Last Updated 2024-02-22.
This post is gonna be a long one, but it's mostly just a brain dump of mine. So by nature, SSH is a secure protocol, which allows for all traffic going through a SSH tunnel to be encrypted, readable only by the client and server. SSH is typically used for a simple command line interface session on a remote server, but OpenSSH extends beyond simply running commands on a remote machine.
It was yet another day of school, and my friend and I were about to start coding over SSH on our servers at home. We noticed, to our horror, that all the SSH connections would timeout.
We thought about dealing with it later, but got hit by another roadblock: Github was now blocked. I recalled reading once about using SSH as a proxy and decided to crack on with a solution.

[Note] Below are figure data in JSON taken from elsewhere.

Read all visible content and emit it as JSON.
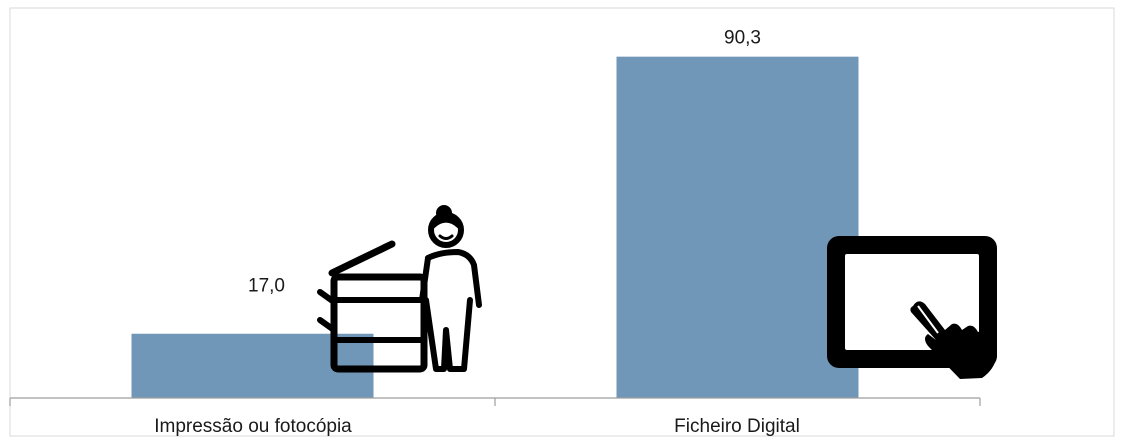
{
  "chart_data": {
    "type": "bar",
    "categories": [
      "Impressão ou fotocópia",
      "Ficheiro Digital"
    ],
    "values": [
      17.0,
      90.3
    ],
    "value_labels": [
      "17,0",
      "90,3"
    ],
    "title": "",
    "xlabel": "",
    "ylabel": "",
    "ylim": [
      0,
      100
    ],
    "grid": false,
    "legend": "none",
    "bar_color": "#7096b8",
    "icons": [
      "person-at-photocopier-icon",
      "tablet-touch-icon"
    ]
  }
}
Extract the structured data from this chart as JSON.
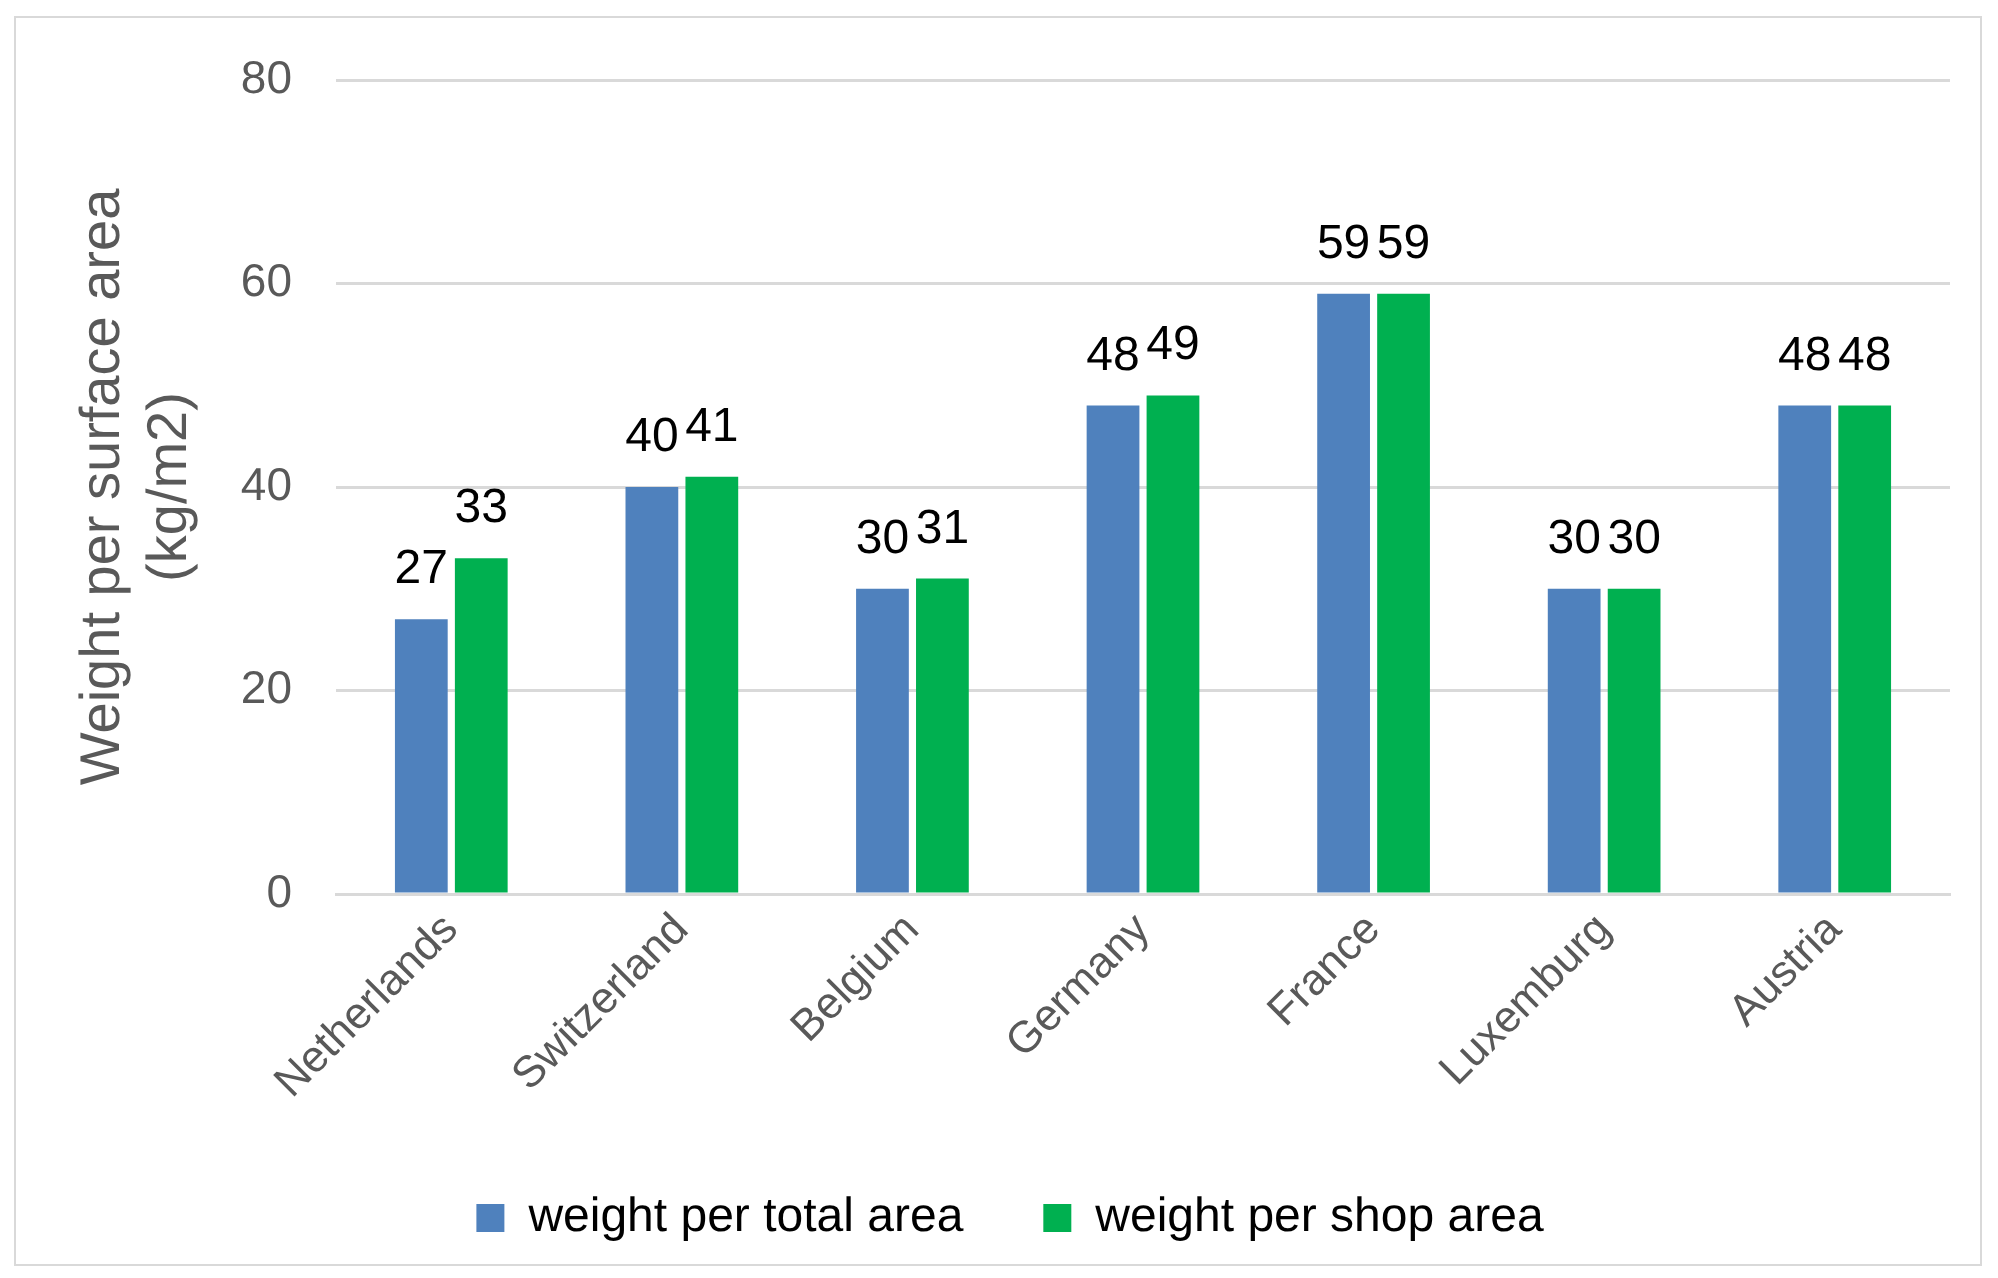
{
  "chart_data": {
    "type": "bar",
    "ylabel": "Weight per surface area (kg/m2)",
    "categories": [
      "Netherlands",
      "Switzerland",
      "Belgium",
      "Germany",
      "France",
      "Luxemburg",
      "Austria"
    ],
    "series": [
      {
        "name": "weight per total area",
        "color": "#4f81bd",
        "values": [
          27,
          40,
          30,
          48,
          59,
          30,
          48
        ]
      },
      {
        "name": "weight per shop area",
        "color": "#00b050",
        "values": [
          33,
          41,
          31,
          49,
          59,
          30,
          48
        ]
      }
    ],
    "ylim": [
      0,
      80
    ],
    "yticks": [
      0,
      20,
      40,
      60,
      80
    ],
    "grid": "y",
    "legend": "bottom",
    "data_labels": true
  }
}
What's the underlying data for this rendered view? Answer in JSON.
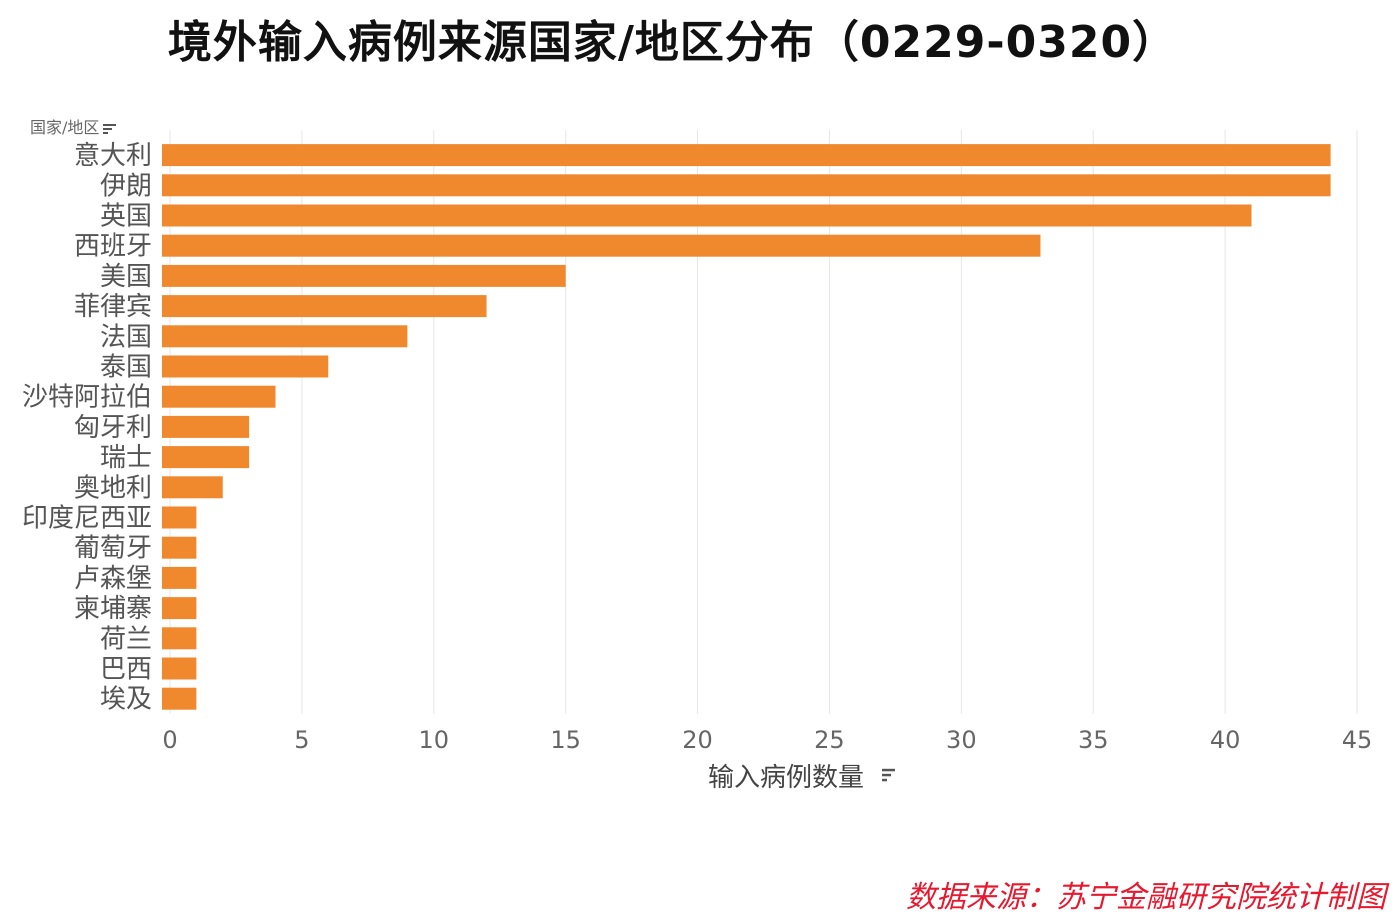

Honestly now it seems pretty funny to me that all this is even possible. You can do so much more with SSH than just using it for remote terminal sessions!
Note: All of these should in theory support IPv6, I have only shown IPv4 for the sake of simplicity. IPv6 may also, depending on your system, require for the address to be enclosed within the [ ] characters.
It turns out that OpenSSH client has the -D flag, which binds a SOCKS5 proxy from the SSH Server to any local port.
I primarily used
ssh -D 1337 -f -C -q -N <SSH Server Host/IP> -p 80 to use SSH over port 80, and then bind a Socks5 proxy to localhost port 1337.
Git can also be proxied over Socks5, using
git --config --global http.proxy socks5://127.0.0.1:1337. This can be unset using
git --config --global --unset http.proxy.
To forward remote ports to a local machine, SSH provides the -L flag, which can be used as such:
ssh -L <local port>:<Remote Machine Host/IP (Not SSH server)>:<remote port> -f -C -q -N <SSH Server Host/IP> -p 80
To forward RDP from a machine over the remote server's LAN, I used the following to bind RDP to 127.0.0.1:3388
ssh -L 3388:192.168.0.3:3389 -f -C -q -N remotesshserver.example.com -p 80
If you would like other machines on your network to be able to access the port, then you can add the flag
-o GatewayPorts=true and simply connect with any IP address to that machine.
Reverse port forwarding is also possible using the -R flag, which allows for local ports to be bound to the remote server. Examples:
ssh -R <remote port>:<Local Machine Host/IP (Not SSH server)>:<local port:> -f -C -q -N <SSH Server Host/IP> -p 80
To forward a local service running on port 8080 to a remote machine on port 443, one would simply run:
ssh -R 443:192.168.0.3:8080 -f -C -q -N remotesshserver.example.com -p 80
Use alongside HTTPS (over Port 443)
Originally this solution worked just fine alongside with NGINX, as I was using cloudflare in between web clients and my server. Cloudflare was configued to always use HTTPS, which resulted in port 80 not being needed. When migrating sites off of
cloudflare and directly onto my server, I ran into the issue of needing to process both HTTPS and HTTP traffic, as HTTP would be needed to redirect accidental traffic to HTTPS. After a few hours of searching, I came across
SSLH, a nifty SSH/SSL multiplexer allowing a server to run HTTPS and SSH on the same port. I setup SSLH to bind to my server's LAN IP (do not use 0.0.0.0), and set NGINX to listen on 443 locally only.
This can be done by setting the listen directive in server blocks to
listen 127.0.0.1:443 ssl; (
listen [::1]:443 ssl; for IPv6). This is also very important, if both SSLH and NGINX try to bind to the same port on the same IP, either one of them will fail.
You can install SSLH on Debian/Ubuntu using
apt install sslh.
In some cases, SSLH may require further configuration via IPTables. To save you from all the trouble I have provided a sample shell script to configure them here (It is even compatible with IPv6!) Check back to the main blog page for a detailed guide on how to deploy SSLH with dual-stack IPv4 and IPv6, I plan on writing it soon! (as of February 22 2024)
Once setup, I was able to process HTTP traffic on port 80 and both SSH and HTTPS on port 443 with no issues, for the rest of my high school career. Although this is very useful for bypassing firewalls, it is also very useful for development, I still use this almost daily in different scenarios, such as running a local app with HTTPS through my NGINX server.